Für wichtig hingegen halte ich meine Sache. Meine Erkenntnisse und die daraus abgeleitete Lösungspraxis. Ich bin mir absolut und 1000 (tausend) Prozent sicher, dass meine Einsichten Samen sind, die ungeahnte Frucht in sich tragen, und dass das Handeln, das ich vorschlage, visionär ist. Das wiederum heisst noch lange nicht, dass daraus je gesellschaftliche Relevanz erwachsen wird. Ich gestehe ein, dass das heute durchaus auch an meiner Person liegen kann. Aber wohl nicht nur. Jedenfalls sind die Zweifel an der praktischen Umsetzung in den letzten Jahren täglich ein bisschen gewachsen. Sie sind mittlerweile fast an jenem wohltuenden Punkt angelangt, wo mir das egal ist.
Das wiederum beflügelt meine Freiheit, mit meinen Erkenntnissen zu tun oder zu lassen, wonach mir gerade der Sinn steht. Und das, liebe Leserin, lieber Leser, können Sie an meinem „narzisstischen Blog“ (so etwas haben Sie, Frau S., doch gemeint, nicht?), so denke ich, leicht ablesen.
Trotzdem fühle ich mich 100% verantwortlich für meine Sache. Ich redigiere meine Texte – auch im Blog – sorgfältig und forsche unablässig, um die Praxis, die ich zurzeit noch täglich übe, weiter zu verbessern.
Was mich dazu motiviert, ist, meinen Beitrag in optimaler Form abzuliefern. Punkt. Diese Beschränkung wiederum macht mich – leider nicht unabhängig, aber frei. Und das ist ein sehr gutes, beschwingtes Gefühl.
Es macht Freude, sich als unwichtig zu erkennen. Ich wünsche diese Freude – zumindest ab und zu – von Herzen auch all jenen Personen, die wir andern als wichtig erachten.
Nun folgt noch ein Beispiel.
Ich habe einen Freund, der weltweit Beachtung findet. Über lange Zeit betonte er bei jeder Gelegenheit, wie unwichtig er sei. Doch mit jedem Mal, wenn er das sagte, schien für andere seine Wichtigkeit zu wachsen. «Aha,» schmunzeln nun die Journalisten, «diese Masche kennen wir.» Falsch! Ich weiss, dass dieser Freund das stets Ernst meinte (mittlerweile ist er alt und akzeptiert vielleicht seine „Wichtigkeit“). Und genau das machte ihn kaum angreifbar. Es beliess ihm die Freiheit, seine Arbeit so zu machen, wie das allein ihm richtig schien. Und die anderen blieben und bleiben ihrerseits frei, was sie damit anstellen.

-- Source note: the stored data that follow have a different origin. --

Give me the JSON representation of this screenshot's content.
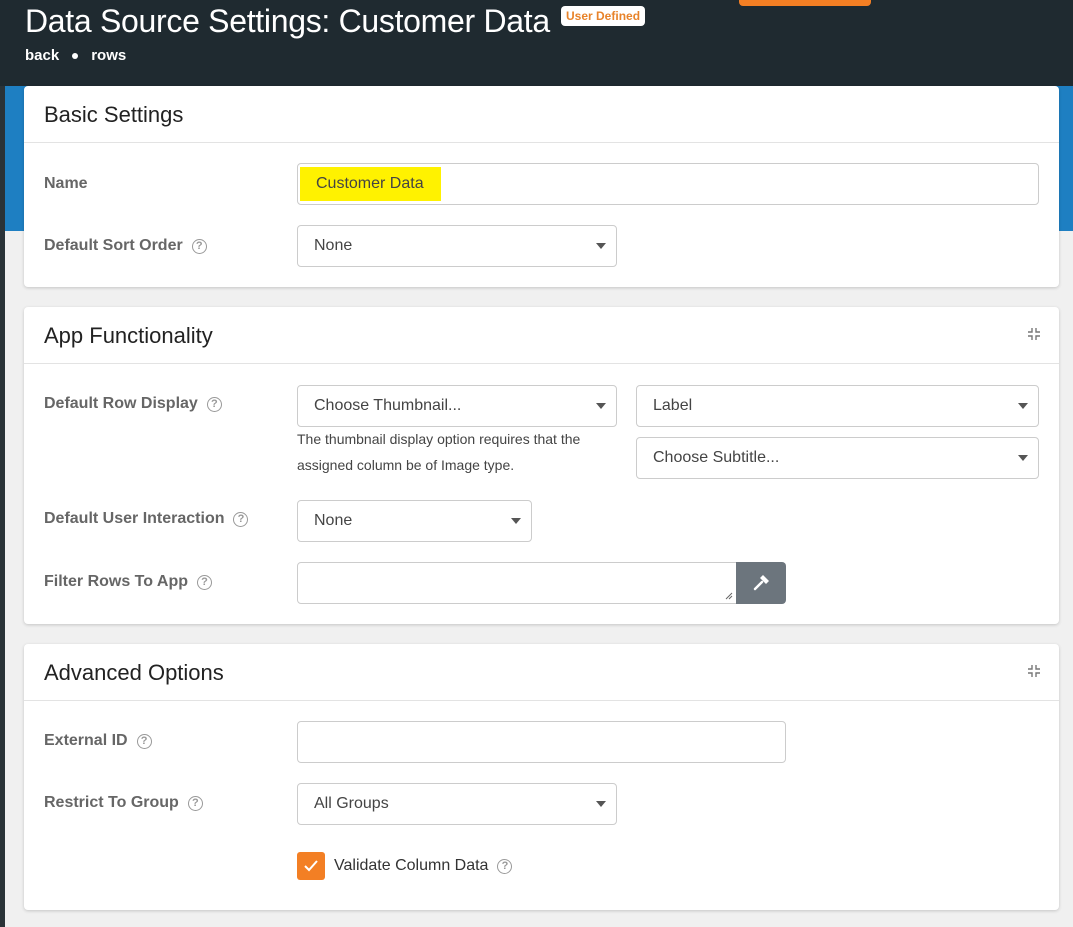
{
  "header": {
    "title": "Data Source Settings: Customer Data",
    "badge": "User Defined",
    "breadcrumb": [
      "back",
      "rows"
    ],
    "accent_color": "#f37f24",
    "bg_color": "#1f2a30",
    "band_color": "#1e7fc2"
  },
  "basic_settings": {
    "title": "Basic Settings",
    "name_label": "Name",
    "name_value": "Customer Data",
    "sort_label": "Default Sort Order",
    "sort_value": "None"
  },
  "app_functionality": {
    "title": "App Functionality",
    "row_display_label": "Default Row Display",
    "thumbnail_value": "Choose Thumbnail...",
    "thumbnail_hint": "The thumbnail display option requires that the assigned column be of Image type.",
    "label_value": "Label",
    "subtitle_value": "Choose Subtitle...",
    "interaction_label": "Default User Interaction",
    "interaction_value": "None",
    "filter_label": "Filter Rows To App",
    "filter_value": ""
  },
  "advanced_options": {
    "title": "Advanced Options",
    "external_id_label": "External ID",
    "external_id_value": "",
    "group_label": "Restrict To Group",
    "group_value": "All Groups",
    "validate_label": "Validate Column Data",
    "validate_checked": true
  },
  "icons": {
    "help": "help-circle-icon",
    "collapse": "collapse-icon",
    "filter_builder": "wrench-icon",
    "dropdown": "chevron-down-icon",
    "checkbox": "check-icon"
  }
}
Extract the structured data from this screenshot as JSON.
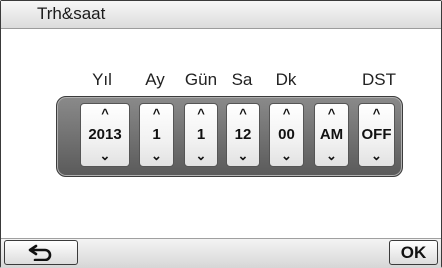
{
  "title": "Trh&saat",
  "columns": [
    {
      "label": "Yıl",
      "value": "2013"
    },
    {
      "label": "Ay",
      "value": "1"
    },
    {
      "label": "Gün",
      "value": "1"
    },
    {
      "label": "Sa",
      "value": "12"
    },
    {
      "label": "Dk",
      "value": "00"
    },
    {
      "label": "",
      "value": "AM"
    },
    {
      "label": "DST",
      "value": "OFF"
    }
  ],
  "arrows": {
    "up": "^",
    "down": "⌄"
  },
  "buttons": {
    "ok": "OK",
    "back_icon": "back-arrow-icon"
  }
}
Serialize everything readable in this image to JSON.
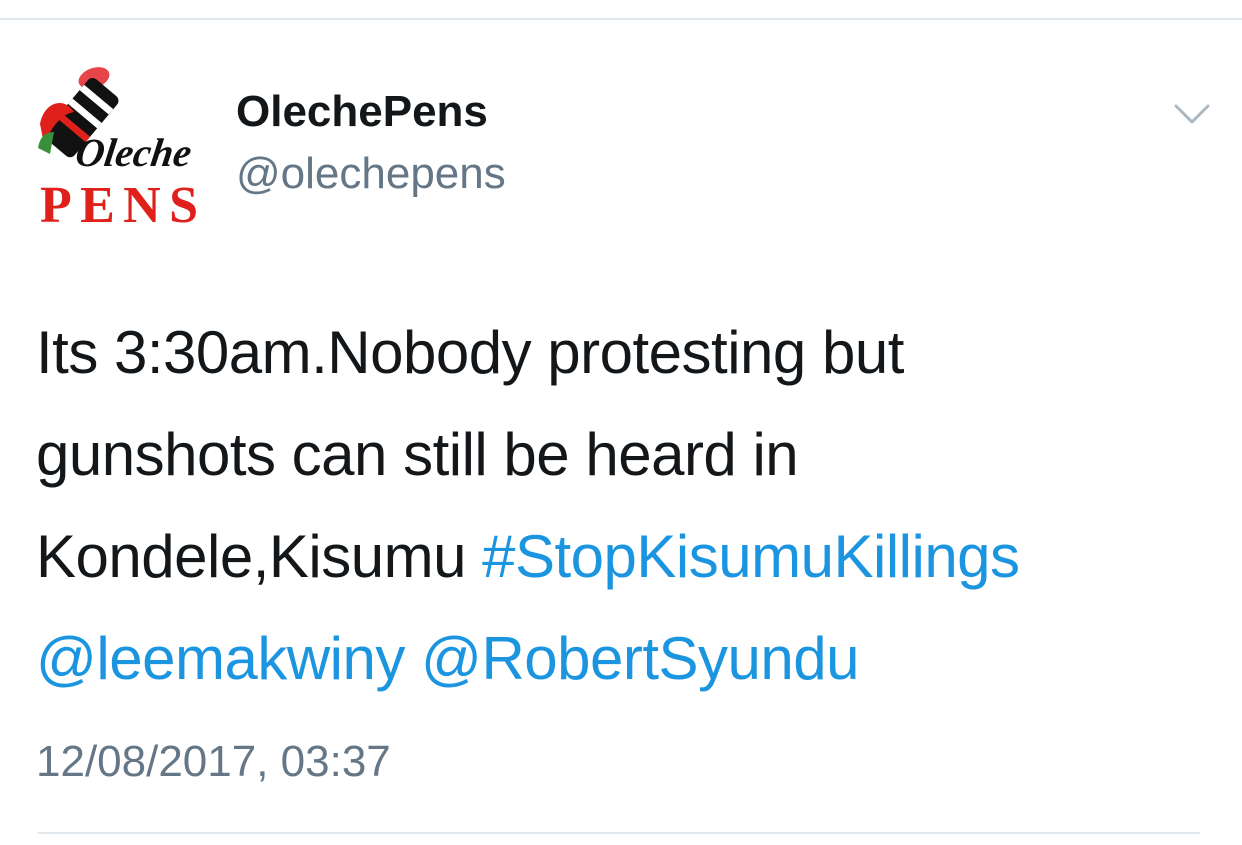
{
  "tweet": {
    "author": {
      "display_name": "OlechePens",
      "handle": "@olechepens",
      "avatar_logo_text_top": "Oleche",
      "avatar_logo_text_bottom": "PENS"
    },
    "text": {
      "line1": "Its 3:30am.Nobody protesting but",
      "line2": "gunshots can still be heard in",
      "line3_plain": "Kondele,Kisumu ",
      "hashtag": "#StopKisumuKillings",
      "mention1": "@leemakwiny",
      "line4_space": " ",
      "mention2": "@RobertSyundu"
    },
    "timestamp": "12/08/2017, 03:37"
  },
  "colors": {
    "link": "#1b95e0",
    "text": "#14171a",
    "secondary": "#657786",
    "divider": "#e1e8ed",
    "logo_red": "#e0201b"
  },
  "icons": {
    "menu": "chevron-down-icon"
  }
}
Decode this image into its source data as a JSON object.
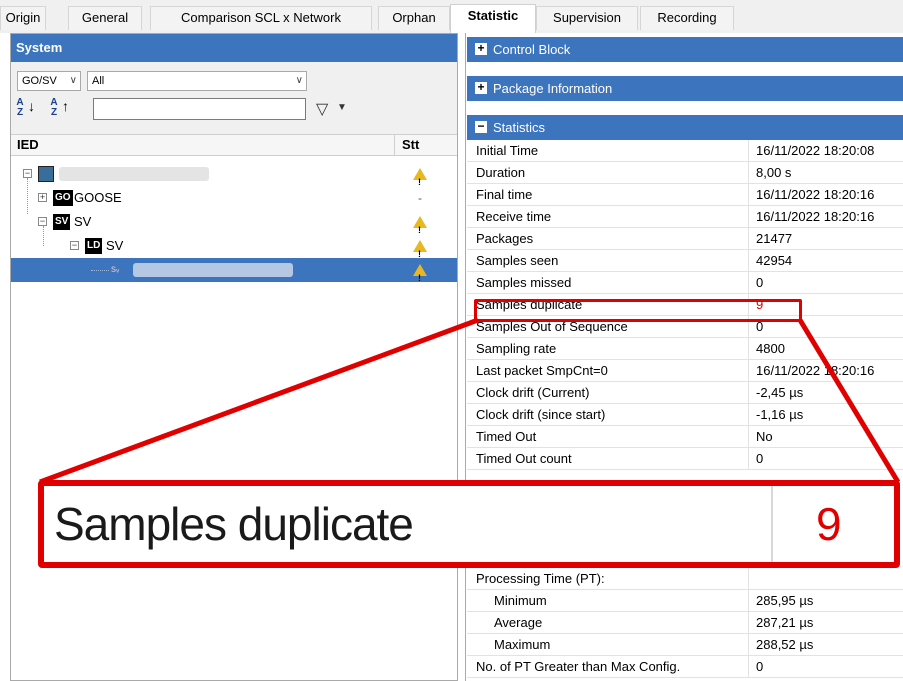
{
  "tabs": [
    {
      "label": "Origin",
      "active": false
    },
    {
      "label": "General",
      "active": false
    },
    {
      "label": "Comparison SCL x Network",
      "active": false
    },
    {
      "label": "Orphan",
      "active": false
    },
    {
      "label": "Statistic",
      "active": true
    },
    {
      "label": "Supervision",
      "active": false
    },
    {
      "label": "Recording",
      "active": false
    }
  ],
  "system": {
    "title": "System",
    "type_combo": "GO/SV",
    "filter_combo": "All",
    "sort_az": "A Z",
    "sort_za": "A Z",
    "filter_value": "",
    "columns": {
      "ied": "IED",
      "stt": "Stt"
    },
    "tree": [
      {
        "label": "",
        "badge": "",
        "status": "warning"
      },
      {
        "label": "GOOSE",
        "badge": "GO",
        "status": "-"
      },
      {
        "label": "SV",
        "badge": "SV",
        "status": "warning"
      },
      {
        "label": "SV",
        "badge": "LD",
        "status": "warning"
      },
      {
        "label": "",
        "badge": "",
        "status": "warning",
        "selected": true
      }
    ]
  },
  "sections": {
    "control_block": "Control Block",
    "package_info": "Package Information",
    "statistics": "Statistics"
  },
  "statistics": [
    {
      "label": "Initial Time",
      "value": "16/11/2022 18:20:08"
    },
    {
      "label": "Duration",
      "value": "8,00 s"
    },
    {
      "label": "Final time",
      "value": "16/11/2022 18:20:16"
    },
    {
      "label": "Receive time",
      "value": "16/11/2022 18:20:16"
    },
    {
      "label": "Packages",
      "value": "21477"
    },
    {
      "label": "Samples seen",
      "value": "42954"
    },
    {
      "label": "Samples missed",
      "value": "0"
    },
    {
      "label": "Samples duplicate",
      "value": "9",
      "highlight": true
    },
    {
      "label": "Samples Out of Sequence",
      "value": "0"
    },
    {
      "label": "Sampling rate",
      "value": "4800"
    },
    {
      "label": "Last packet SmpCnt=0",
      "value": "16/11/2022 18:20:16"
    },
    {
      "label": "Clock drift (Current)",
      "value": "-2,45 µs"
    },
    {
      "label": "Clock drift (since start)",
      "value": "-1,16 µs"
    },
    {
      "label": "Timed Out",
      "value": "No"
    },
    {
      "label": "Timed Out count",
      "value": "0"
    }
  ],
  "processing": [
    {
      "label": "Processing Time (PT):",
      "value": ""
    },
    {
      "label": "Minimum",
      "value": "285,95 µs"
    },
    {
      "label": "Average",
      "value": "287,21 µs"
    },
    {
      "label": "Maximum",
      "value": "288,52 µs"
    },
    {
      "label": "No. of PT Greater than Max Config.",
      "value": "0"
    }
  ],
  "zoom": {
    "label": "Samples duplicate",
    "value": "9"
  },
  "colors": {
    "accent": "#3c74bd",
    "highlight": "#e00000",
    "warning": "#e8b820"
  }
}
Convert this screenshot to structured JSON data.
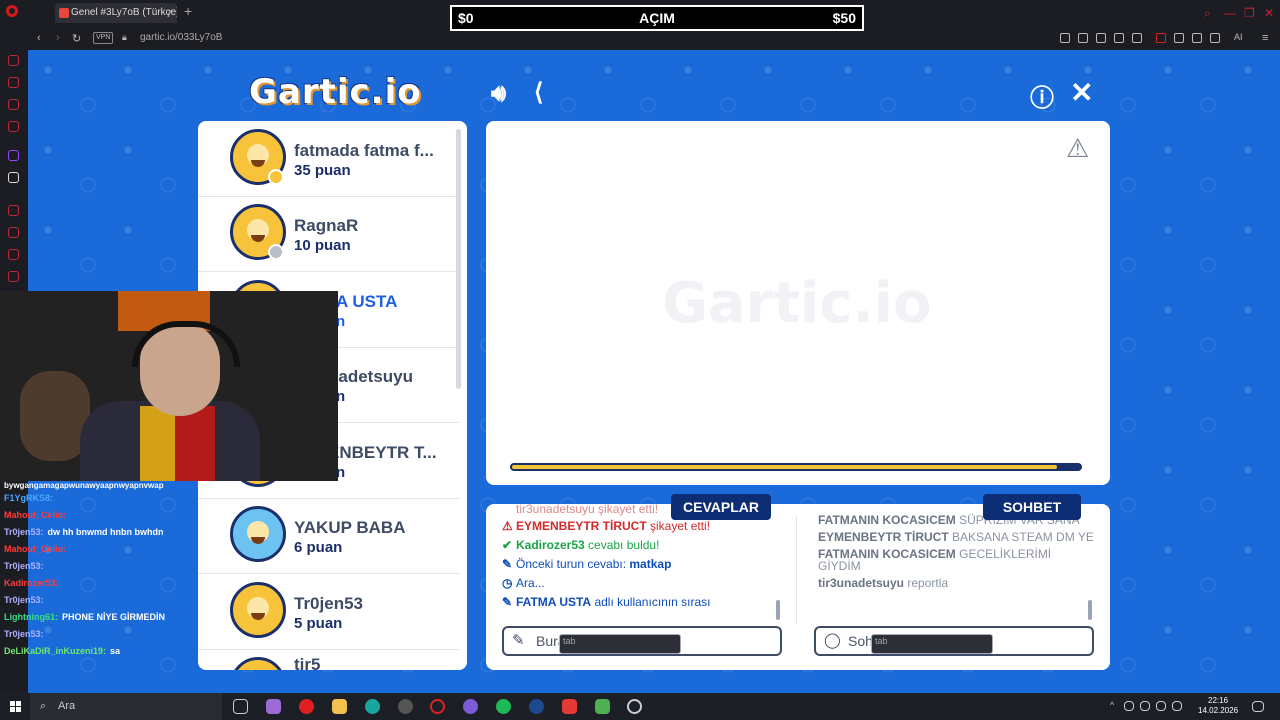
{
  "browser": {
    "tab_title": "Genel #3Ly7oB (Türkçe) -",
    "url": "gartic.io/033Ly7oB",
    "vpn_label": "VPN",
    "ai_label": "AI"
  },
  "overlay": {
    "left": "$0",
    "center": "AÇIM",
    "right": "$50"
  },
  "game": {
    "logo": "Gartic.io",
    "watermark": "Gartic.io",
    "timer_fraction": 0.96,
    "players": [
      {
        "name": "fatmada fatma f...",
        "score": "35 puan",
        "status": "drawing",
        "status_color": "#f6c33a",
        "avatar": "yellow"
      },
      {
        "name": "RagnaR",
        "score": "10 puan",
        "status": "away",
        "status_color": "#b9bec8",
        "avatar": "yellow"
      },
      {
        "name": "A USTA",
        "score": "n",
        "avatar": "yellow",
        "highlight": true
      },
      {
        "name": "nadetsuyu",
        "score": "n",
        "avatar": "yellow"
      },
      {
        "name": "ENBEYTR T...",
        "score": "n",
        "avatar": "yellow"
      },
      {
        "name": "YAKUP BABA",
        "score": "6 puan",
        "avatar": "blue"
      },
      {
        "name": "Tr0jen53",
        "score": "5 puan",
        "avatar": "yellow"
      },
      {
        "name": "tir5",
        "score": "",
        "avatar": "yellow"
      }
    ],
    "tabs": {
      "answers": "CEVAPLAR",
      "chat": "SOHBET"
    },
    "answers": [
      {
        "icon": "",
        "text": "tir3unadetsuyu şikayet etti!",
        "color": "red"
      },
      {
        "icon": "⚠",
        "user": "EYMENBEYTR TİRUCT",
        "text": " şikayet etti!",
        "color": "red"
      },
      {
        "icon": "✔",
        "user": "Kadirozer53",
        "text": " cevabı buldu!",
        "color": "green"
      },
      {
        "icon": "✎",
        "text": "Önceki turun cevabı: ",
        "user2": "matkap",
        "color": "blue"
      },
      {
        "icon": "◷",
        "text": "Ara...",
        "color": "blue"
      },
      {
        "icon": "✎",
        "user": "FATMA USTA",
        "text": " adlı kullanıcının sırası",
        "color": "blue"
      }
    ],
    "chat": [
      {
        "user": "FATMANIN KOCASICEM",
        "text": " SÜPRİZİM VAR SANA"
      },
      {
        "user": "EYMENBEYTR TİRUCT",
        "text": " BAKSANA STEAM DM YE"
      },
      {
        "user": "FATMANIN KOCASICEM",
        "text": " GECELİKLERİMİ GİYDİM"
      },
      {
        "user": "tir3unadetsuyu",
        "text": " reportla"
      }
    ],
    "answer_placeholder": "Buraya cevaplayın...",
    "chat_placeholder": "Sohbet...",
    "tab_key": "tab"
  },
  "stream_chat": [
    {
      "user": "bywgangamagapwunawyaapnwyapnvwap",
      "text": ""
    },
    {
      "user": "F1YgRKS8:",
      "text": ""
    },
    {
      "user": "Mahout_Celio:",
      "text": ""
    },
    {
      "user": "Tr0jen53:",
      "text": "dw hh bnwmd hnbn bwhdn"
    },
    {
      "user": "Mahout_Celio:",
      "text": ""
    },
    {
      "user": "Tr0jen53:",
      "text": ""
    },
    {
      "user": "Kadirozer53:",
      "text": ""
    },
    {
      "user": "Tr0jen53:",
      "text": ""
    },
    {
      "user": "Lightning61:",
      "text": "PHONE NİYE GİRMEDİN"
    },
    {
      "user": "Tr0jen53:",
      "text": ""
    },
    {
      "user": "DeLiKaDiR_inKuzeni19:",
      "text": "sa"
    }
  ],
  "taskbar": {
    "search": "Ara",
    "time": "22:16",
    "date": "14.02.2026"
  }
}
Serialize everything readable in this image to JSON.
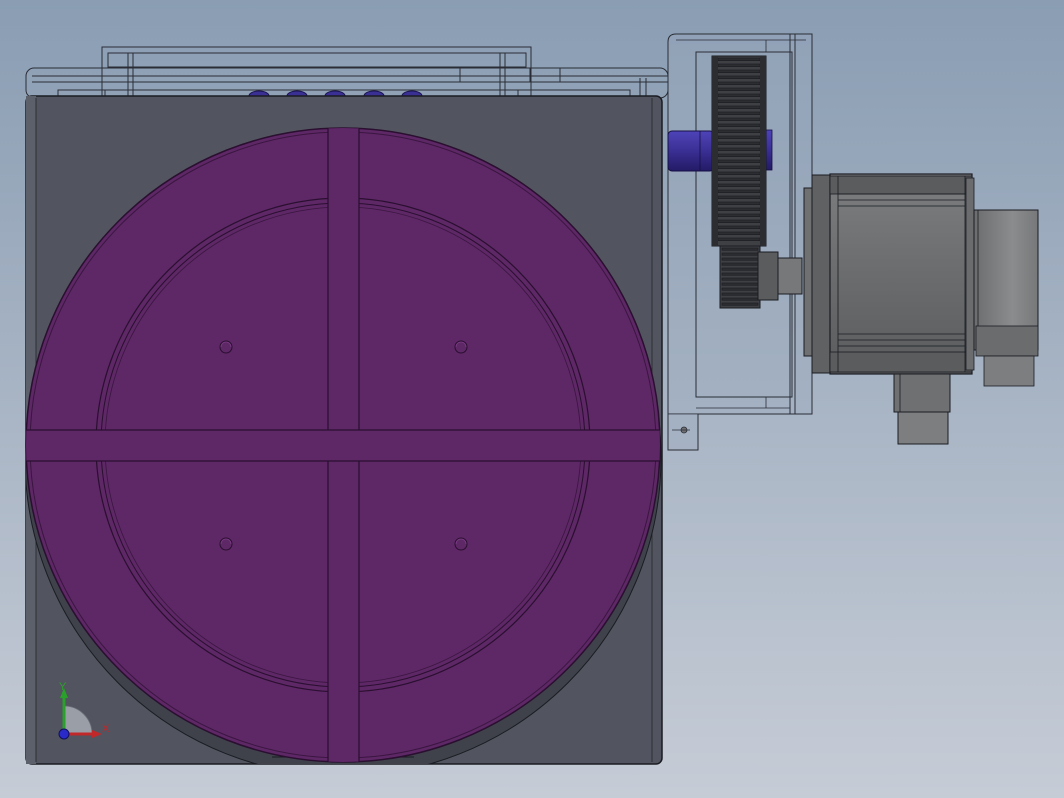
{
  "viewport": {
    "background_top": "#8a9db3",
    "background_bottom": "#c6ccd6"
  },
  "colors": {
    "housing": "#52555f",
    "housing_dark": "#3f424b",
    "housing_light": "#5c606b",
    "turntable": "#5e2766",
    "turntable_edge": "#2a0f30",
    "transparent_cover": "#9aa9be",
    "outline": "#1a1c22",
    "gear": "#3e4044",
    "gear_tooth": "#2b2d30",
    "motor": "#6e7072",
    "motor_dark": "#55575a",
    "motor_light": "#8a8c8e",
    "shaft_blue": "#3a2f93",
    "axis_x": "#c0282a",
    "axis_y": "#2aa12a",
    "axis_z": "#2a2ac8"
  },
  "triad": {
    "x_label": "X",
    "y_label": "Y"
  }
}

So setze ich mich nun auf die laue Terrasse vor unserem Haus. Vor mir der prächtige Vollmond, der die weite Landschaft sanft erleuchtet. In meiner Hand der Rest eines schönen Geschenks: ein traumhafter Armagnac Jahrgang 1962.
Sehr geehrter Herr 2BD,
Agnes Schwarz am 7. September 2006 um 11:20 Uhrfür einen Moment hat es mir die Sprache verschlagen ob ihrem Kompliment. Danke.
Ich glaube, ich habe zumindest eine Ahnung von dem, was Sie meinen. Schwingt da eventuell noch eine gewisse Wehmut darüber mit, dass Sie nicht damit rechnen, dass ‚Ihre Sache‘ den Erfolg haben wird, den sie vielleicht verdient?
sie scheinen ein feines gespür für unausgesprochenes zu haben. wie ich gestern schrieb: ich bin fast an dem punkt. es ist wie das leere glas eines edlen weinbrands: der duft hängt noch für eine weile köstlich im glas.
ich schreibe zudem an einem weiteren essay über utopie und wirklichkeit, wo ich aufzeige, wie sich gesellschaftliche mindkonzepte ändern können und dann bedingungen schaffen für neues handeln.